El Vía Crucis en Huancavelica se realiza a más de 4,000 metros sobre el nivel del mar.
La escenificación principal se realiza durante la madrugada del Viernes Santo, cuando decenas de actores recrean el camino de Jesús hacia la crucifixión en plena cordillera de los Andes.
Vestidos con túnicas tradicionales, los participantes representan cada estación del Vía Crucis, desde la condena por Poncio Pilatos hasta la crucifixión y posterior resurrección.

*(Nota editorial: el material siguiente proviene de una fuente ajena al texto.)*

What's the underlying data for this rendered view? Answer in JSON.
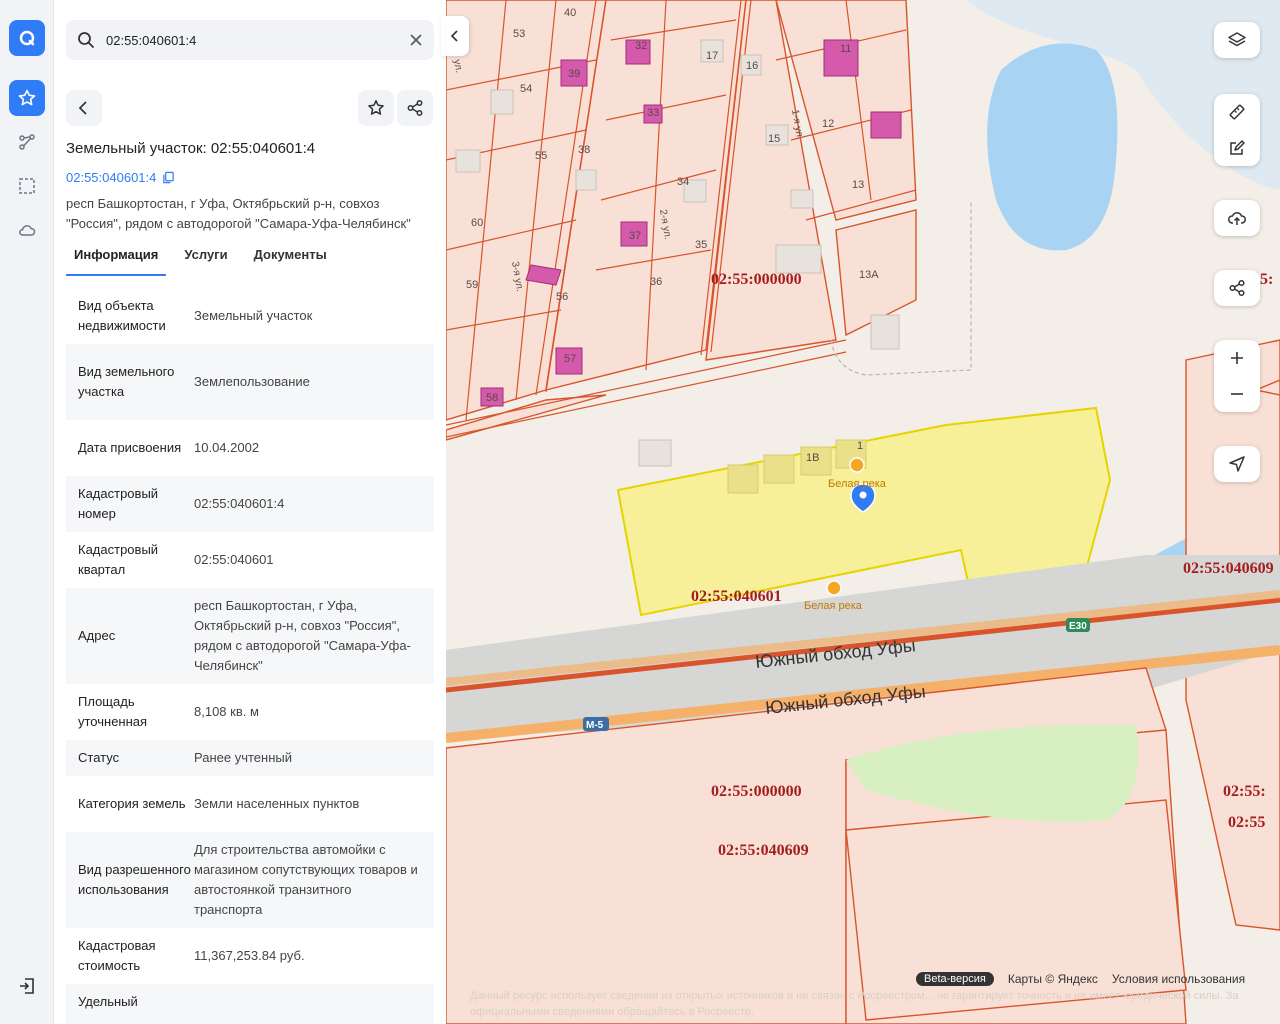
{
  "search": {
    "value": "02:55:040601:4"
  },
  "object": {
    "title": "Земельный участок: 02:55:040601:4",
    "cad_number": "02:55:040601:4",
    "address": "респ Башкортостан, г Уфа, Октябрьский р-н, совхоз \"Россия\", рядом с автодорогой \"Самара-Уфа-Челябинск\""
  },
  "tabs": [
    "Информация",
    "Услуги",
    "Документы"
  ],
  "properties": [
    {
      "key": "Вид объекта недвижимости",
      "value": "Земельный участок"
    },
    {
      "key": "Вид земельного участка",
      "value": "Землепользование"
    },
    {
      "key": "Дата присвоения",
      "value": "10.04.2002"
    },
    {
      "key": "Кадастровый номер",
      "value": "02:55:040601:4"
    },
    {
      "key": "Кадастровый квартал",
      "value": "02:55:040601"
    },
    {
      "key": "Адрес",
      "value": "респ Башкортостан, г Уфа, Октябрьский р-н, совхоз \"Россия\", рядом с автодорогой \"Самара-Уфа-Челябинск\""
    },
    {
      "key": "Площадь уточненная",
      "value": "8,108 кв. м"
    },
    {
      "key": "Статус",
      "value": "Ранее учтенный"
    },
    {
      "key": "Категория земель",
      "value": "Земли населенных пунктов"
    },
    {
      "key": "Вид разрешенного использования",
      "value": "Для строительства автомойки с магазином сопутствующих товаров и автостоянкой транзитного транспорта"
    },
    {
      "key": "Кадастровая стоимость",
      "value": "11,367,253.84 руб."
    },
    {
      "key": "Удельный",
      "value": ""
    }
  ],
  "map": {
    "quarter_labels": [
      "02:55:000000",
      "02:55:040601",
      "02:55:000000",
      "02:55:040609",
      "02:55:040609",
      "02:55:",
      "02:55",
      "5:"
    ],
    "road_labels": [
      "Южный обход Уфы",
      "Южный обход Уфы"
    ],
    "poi": [
      "Белая река",
      "Белая река"
    ],
    "route_badges": [
      "E30",
      "M-5"
    ],
    "plot_numbers": [
      "40",
      "53",
      "39",
      "54",
      "55",
      "38",
      "60",
      "59",
      "56",
      "57",
      "58",
      "37",
      "36",
      "35",
      "34",
      "33",
      "32",
      "17",
      "16",
      "15",
      "11",
      "12",
      "13",
      "13А",
      "1В",
      "1"
    ],
    "street_labels": [
      "1-я ул.",
      "2-я ул.",
      "3-я ул.",
      "ул."
    ],
    "colors": {
      "parcel_fill": "#f9e0d6",
      "parcel_stroke": "#d9542b",
      "selected_fill": "#f7f08a",
      "selected_stroke": "#e6d400",
      "water": "#a9d3f2",
      "road": "#d6d6d4",
      "road_orange": "#f5b16a",
      "label_red": "#a31d1d",
      "building": "#d65aab"
    }
  },
  "footer": {
    "beta": "Beta-версия",
    "copyright": "Карты © Яндекс",
    "terms": "Условия использования",
    "disclaimer": "Данный ресурс использует сведения из открытых источников и не связан с Росреестром... не гарантирует точность и не имеет юридической силы. За официальными сведениями обращайтесь в Росреестр."
  }
}
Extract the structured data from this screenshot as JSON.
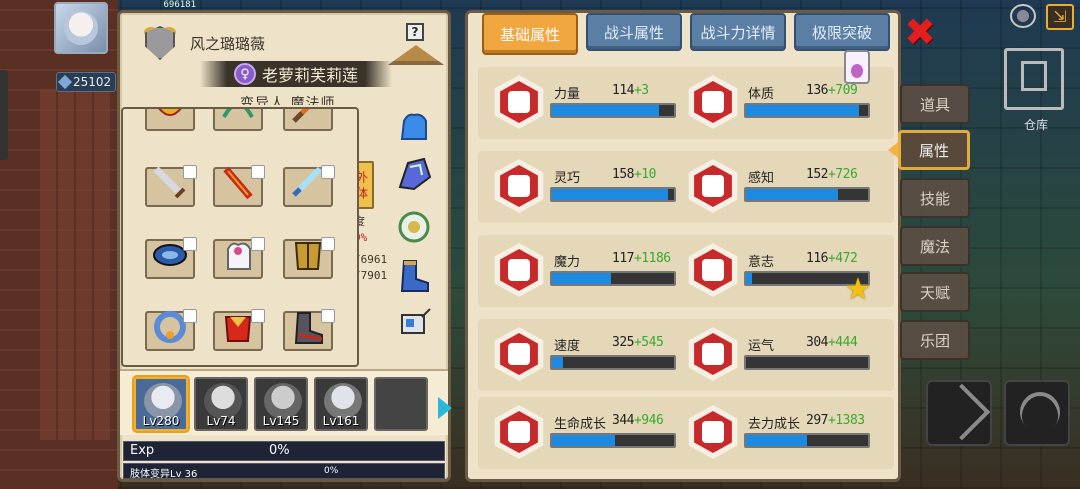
{
  "hud": {
    "hp_text": "696181",
    "power_value": "25102"
  },
  "character": {
    "class_name": "风之璐璐薇",
    "hero_name": "老萝莉芙莉莲",
    "hero_symbol": "♀",
    "subtitle": "变异人 魔法师",
    "help_glyph": "?",
    "extra_tab_label": "外 体",
    "partial_texts": [
      "度",
      "0%",
      "/6961",
      "/7901"
    ]
  },
  "team": [
    {
      "level": "Lv280",
      "selected": true
    },
    {
      "level": "Lv74",
      "selected": false
    },
    {
      "level": "Lv145",
      "selected": false
    },
    {
      "level": "Lv161",
      "selected": false
    },
    {
      "level": "",
      "selected": false
    }
  ],
  "exp": {
    "label": "Exp",
    "value": "0%"
  },
  "limb": {
    "label": "肢体变异Lv 36",
    "value": "0%"
  },
  "tabs": [
    {
      "label": "基础属性",
      "active": true
    },
    {
      "label": "战斗属性",
      "active": false
    },
    {
      "label": "战斗力详情",
      "active": false
    },
    {
      "label": "极限突破",
      "active": false
    }
  ],
  "stats": [
    {
      "name": "力量",
      "base": "114",
      "bonus": "+3",
      "fill": 0.88,
      "icon": "strength-arm-icon"
    },
    {
      "name": "体质",
      "base": "136",
      "bonus": "+709",
      "fill": 0.93,
      "icon": "constitution-body-icon"
    },
    {
      "name": "灵巧",
      "base": "158",
      "bonus": "+10",
      "fill": 0.95,
      "icon": "agility-runner-icon"
    },
    {
      "name": "感知",
      "base": "152",
      "bonus": "+726",
      "fill": 0.75,
      "icon": "perception-eye-icon"
    },
    {
      "name": "魔力",
      "base": "117",
      "bonus": "+1186",
      "fill": 0.48,
      "icon": "magic-swirl-icon"
    },
    {
      "name": "意志",
      "base": "116",
      "bonus": "+472",
      "fill": 0.05,
      "icon": "will-head-icon"
    },
    {
      "name": "速度",
      "base": "325",
      "bonus": "+545",
      "fill": 0.09,
      "icon": "speed-wing-icon"
    },
    {
      "name": "运气",
      "base": "304",
      "bonus": "+444",
      "fill": 0.0,
      "icon": "luck-clover-icon"
    },
    {
      "name": "生命成长",
      "base": "344",
      "bonus": "+946",
      "fill": 0.52,
      "icon": "life-heart-icon"
    },
    {
      "name": "去力成长",
      "base": "297",
      "bonus": "+1383",
      "fill": 0.5,
      "icon": "stamina-figure-icon"
    }
  ],
  "side_menu": [
    {
      "label": "道具",
      "active": false
    },
    {
      "label": "属性",
      "active": true
    },
    {
      "label": "技能",
      "active": false
    },
    {
      "label": "魔法",
      "active": false
    },
    {
      "label": "天赋",
      "active": false
    },
    {
      "label": "乐团",
      "active": false
    }
  ],
  "warehouse_label": "仓库",
  "close_glyph": "✖",
  "star_glyph": "★",
  "exit_glyph": "⇲",
  "colors": {
    "panel_bg": "#eee3c8",
    "active_tab": "#f2a640",
    "inactive_tab": "#5a7ea4",
    "stat_bar_fill": "#1c8ae0",
    "bonus_green": "#3aa830",
    "icon_red": "#c72a2a"
  }
}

La escenificación tiene lugar en el imponente Cerro Oropesa, en plena cordillera andina.
Este recorrido, considerado el Vía Crucis más alto del mundo, se extiende por cerca de tres kilómetros, en los que los devotos atraviesan las 14 estaciones de la pasión en un ambiente marcado por el recogimiento, la oración y la reflexión.

El recorrido se extiende por aproximadamente tres kilómetros.
A lo largo del trayecto, una enorme cruz de madera es cargada como símbolo del sacrificio de Cristo, mientras la figura de la Virgen María —interpretada por una actriz— acompaña la escena entre lágrimas, en medio de un ambiente cargado de realismo y emoción.
Los soldados romanos, también representados por actores, intensifican la puesta en escena con castigos que forman parte de la tradición.

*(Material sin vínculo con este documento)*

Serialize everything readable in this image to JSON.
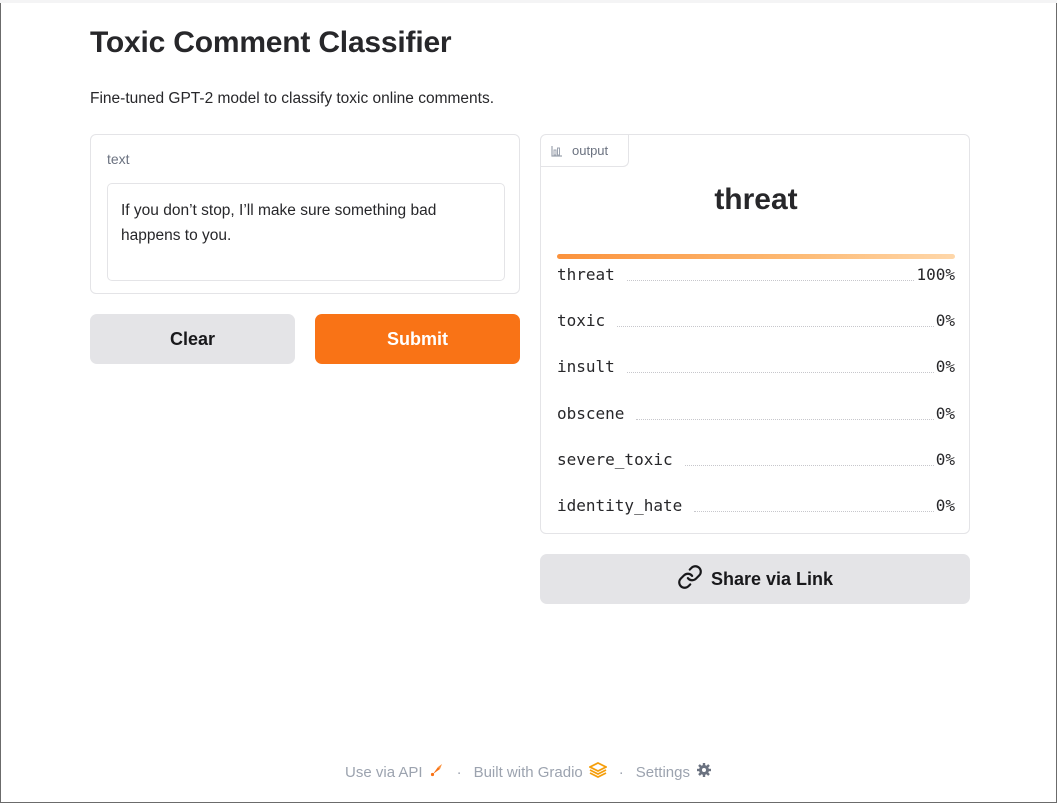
{
  "header": {
    "title": "Toxic Comment Classifier",
    "description": "Fine-tuned GPT-2 model to classify toxic online comments."
  },
  "input": {
    "label": "text",
    "value": "If you don’t stop, I’ll make sure something bad happens to you."
  },
  "buttons": {
    "clear_label": "Clear",
    "submit_label": "Submit",
    "share_label": "Share via Link"
  },
  "output": {
    "tab_label": "output",
    "predicted_label": "threat",
    "top_confidence": 1.0,
    "rows": [
      {
        "label": "threat",
        "value": "100%"
      },
      {
        "label": "toxic",
        "value": "0%"
      },
      {
        "label": "insult",
        "value": "0%"
      },
      {
        "label": "obscene",
        "value": "0%"
      },
      {
        "label": "severe_toxic",
        "value": "0%"
      },
      {
        "label": "identity_hate",
        "value": "0%"
      }
    ]
  },
  "footer": {
    "api_label": "Use via API",
    "gradio_label": "Built with Gradio",
    "settings_label": "Settings",
    "separator": "·"
  },
  "colors": {
    "accent": "#f97316",
    "button_secondary": "#e4e4e7"
  },
  "icons": {
    "tab": "bar-chart-icon",
    "share": "link-icon",
    "api": "rocket-icon",
    "gradio": "gradio-logo-icon",
    "settings": "gear-icon"
  }
}
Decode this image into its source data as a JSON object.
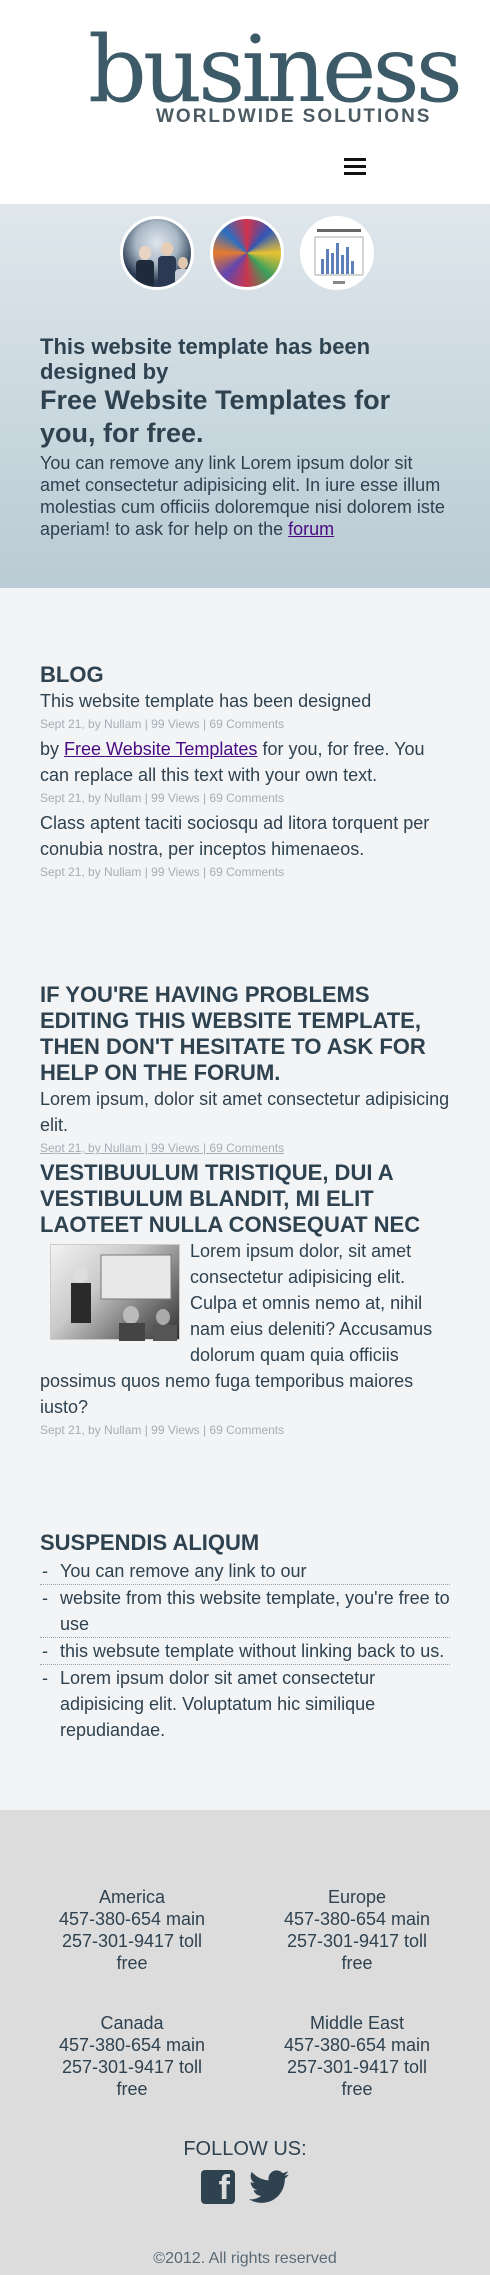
{
  "header": {
    "logo_word": "business",
    "logo_tagline": "WORLDWIDE SOLUTIONS",
    "menu_icon": "hamburger-menu-icon"
  },
  "hero": {
    "thumbs": [
      "people-meeting-image",
      "flags-image",
      "chart-document-image"
    ],
    "line1": "This website template has been designed by",
    "line2": "Free Website Templates for you, for free.",
    "body": "You can remove any link Lorem ipsum dolor sit amet consectetur adipisicing elit. In iure esse illum molestias cum officiis doloremque nisi dolorem iste aperiam! to ask for help on the",
    "link": "forum"
  },
  "blog": {
    "title": "BLOG",
    "posts": [
      {
        "text": "This website template has been designed",
        "meta": "Sept 21, by Nullam | 99 Views | 69 Comments"
      },
      {
        "pre": "by ",
        "link": "Free Website Templates",
        "post": " for you, for free. You can replace all this text with your own text.",
        "meta": "Sept 21, by Nullam | 99 Views | 69 Comments"
      },
      {
        "text": "Class aptent taciti sociosqu ad litora torquent per conubia nostra, per inceptos himenaeos.",
        "meta": "Sept 21, by Nullam | 99 Views | 69 Comments"
      }
    ]
  },
  "problems": {
    "title": "IF YOU'RE HAVING PROBLEMS EDITING THIS WEBSITE TEMPLATE, THEN DON'T HESITATE TO ASK FOR HELP ON THE FORUM.",
    "text": "Lorem ipsum, dolor sit amet consectetur adipisicing elit.",
    "meta": "Sept 21, by Nullam | 99 Views | 69 Comments"
  },
  "vest": {
    "title": "VESTIBUULUM TRISTIQUE, DUI A VESTIBULUM BLANDIT, MI ELIT LAOTEET NULLA CONSEQUAT NEC",
    "text": "Lorem ipsum dolor, sit amet consectetur adipisicing elit. Culpa et omnis nemo at, nihil nam eius deleniti? Accusamus dolorum quam quia officiis possimus quos nemo fuga temporibus maiores iusto?",
    "meta": "Sept 21, by Nullam | 99 Views | 69 Comments"
  },
  "suspendis": {
    "title": "SUSPENDIS ALIQUM",
    "items": [
      "You can remove any link to our",
      "website from this website template, you're free to use",
      "this websute template without linking back to us.",
      "Lorem ipsum dolor sit amet consectetur adipisicing elit. Voluptatum hic similique repudiandae."
    ]
  },
  "footer": {
    "offices": [
      {
        "name": "America",
        "line1": "457-380-654 main",
        "line2": "257-301-9417 toll free"
      },
      {
        "name": "Europe",
        "line1": "457-380-654 main",
        "line2": "257-301-9417 toll free"
      },
      {
        "name": "Canada",
        "line1": "457-380-654 main",
        "line2": "257-301-9417 toll free"
      },
      {
        "name": "Middle East",
        "line1": "457-380-654 main",
        "line2": "257-301-9417 toll free"
      }
    ],
    "follow": "FOLLOW US:",
    "social": [
      "facebook-icon",
      "twitter-icon"
    ],
    "copyright": "©2012. All rights reserved"
  },
  "colors": {
    "text": "#2f4250",
    "hero_top": "#dfe7ec",
    "hero_bottom": "#b9cbd4",
    "content_bg": "#f2f4f6",
    "footer_bg": "#dcdcdc",
    "link": "#4b0a82",
    "meta": "#a5aeb5"
  }
}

La Virgen María acompaña el recorrido, representada por una actriz en escena.
El recorrido culmina en el cerro conocido como el “Señor de Oropesa”, donde se representa el Gólgota. Allí, los actores escenifican la agonía y muerte de Jesús, en una representación que destaca por su intensidad y entrega, y que finalmente da paso a la resurrección de Cristo, uno de los momentos más conmovedores para los asistentes.
Las actividades inician días antes, desde el Lunes Santo hasta el Miércoles Santo, con procesiones nocturnas que preparan el ambiente para las celebraciones centrales.

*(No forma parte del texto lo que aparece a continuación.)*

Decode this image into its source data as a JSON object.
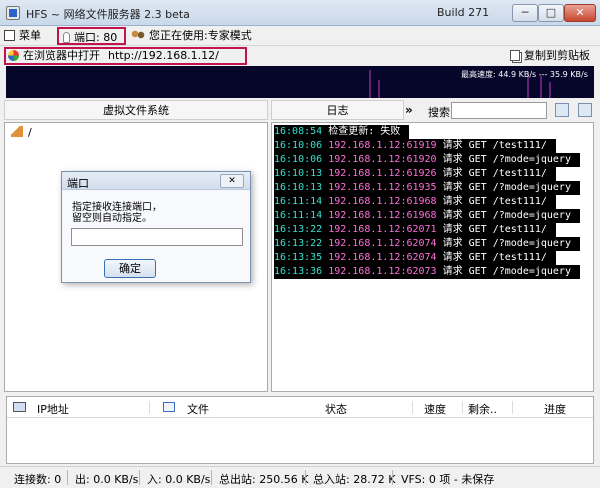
{
  "window": {
    "title": "HFS ~ 网络文件服务器 2.3 beta",
    "build": "Build 271",
    "minimize": "─",
    "maximize": "□",
    "close": "✕"
  },
  "toolbar": {
    "menu_label": "菜单",
    "port_label": "端口: 80",
    "mode_label": "您正在使用:专家模式"
  },
  "urlbar": {
    "open_label": "在浏览器中打开",
    "url": "http://192.168.1.12/",
    "copy_label": "复制到剪贴板"
  },
  "graph": {
    "label": "最高速度: 44.9 KB/s --- 35.9 KB/s"
  },
  "vfs": {
    "header": "虚拟文件系统",
    "root": "/"
  },
  "log": {
    "header": "日志",
    "arrow": "»",
    "search_label": "搜索",
    "search_value": "",
    "entries": [
      {
        "time": "16:08:54",
        "ip": "",
        "msg": "检查更新: 失败"
      },
      {
        "time": "16:10:06",
        "ip": "192.168.1.12:61919",
        "msg": "请求 GET /test111/"
      },
      {
        "time": "16:10:06",
        "ip": "192.168.1.12:61920",
        "msg": "请求 GET /?mode=jquery"
      },
      {
        "time": "16:10:13",
        "ip": "192.168.1.12:61926",
        "msg": "请求 GET /test111/"
      },
      {
        "time": "16:10:13",
        "ip": "192.168.1.12:61935",
        "msg": "请求 GET /?mode=jquery"
      },
      {
        "time": "16:11:14",
        "ip": "192.168.1.12:61968",
        "msg": "请求 GET /test111/"
      },
      {
        "time": "16:11:14",
        "ip": "192.168.1.12:61968",
        "msg": "请求 GET /?mode=jquery"
      },
      {
        "time": "16:13:22",
        "ip": "192.168.1.12:62071",
        "msg": "请求 GET /test111/"
      },
      {
        "time": "16:13:22",
        "ip": "192.168.1.12:62074",
        "msg": "请求 GET /?mode=jquery"
      },
      {
        "time": "16:13:35",
        "ip": "192.168.1.12:62074",
        "msg": "请求 GET /test111/"
      },
      {
        "time": "16:13:36",
        "ip": "192.168.1.12:62073",
        "msg": "请求 GET /?mode=jquery"
      }
    ]
  },
  "dialog": {
    "title": "端口",
    "close": "✕",
    "message_line1": "指定接收连接端口，",
    "message_line2": "留空则自动指定。",
    "input_value": "",
    "ok_label": "确定"
  },
  "connections": {
    "columns": [
      "IP地址",
      "文件",
      "状态",
      "速度",
      "剩余..",
      "进度"
    ]
  },
  "statusbar": {
    "connections": "连接数: 0",
    "out": "出: 0.0 KB/s",
    "in": "入: 0.0 KB/s",
    "total_out": "总出站: 250.56 K",
    "total_in": "总入站: 28.72 K",
    "vfs": "VFS: 0 项 - 未保存"
  },
  "colors": {
    "highlight_border": "#c0144c",
    "graph_bg": "#06062a",
    "log_time": "#35e0d0",
    "log_ip": "#ff6fd8"
  }
}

Decenas de actores participan en la recreación del Viernes Santo.
El Jueves Santo, uno de los momentos más esperados es la representación de la “Última Cena”, a cargo del Grupo Karol Wajttila, integrado por más de cien jóvenes artistas que dan vida a esta escena clave de la tradición cristiana.
Esta celebración forma parte de la Semana Santa de Huancavelica, reconocida como Patrimonio Cultural de la Nación, lo que subraya su relevancia como una manifestación que fusiona tradiciones andinas y católicas. Este reconocimiento refuerza su valor no solo religioso, sino también cultural y colectivo.

Los participantes visten túnicas tradicionales para dar mayor realismo a la escena.
Así, año tras año, esta festividad reafirma a Huancavelica como un destino imprescindible para vivir la Semana Santa en Perú, donde la fe, la identidad y la puesta en escena se encuentran en uno de los escenarios más imponentes del país.

Una enorme cruz de madera es cargada como símbolo del sacrificio de Jesús.

Durante el trayecto se representan las 14 estaciones de la pasión de Cristo.

El punto final es el cerro “Señor de Oropesa”, donde se escenifica el Gólgota.

La Semana Santa de Huancavelica es Patrimonio Cultural de la Nación en Perú.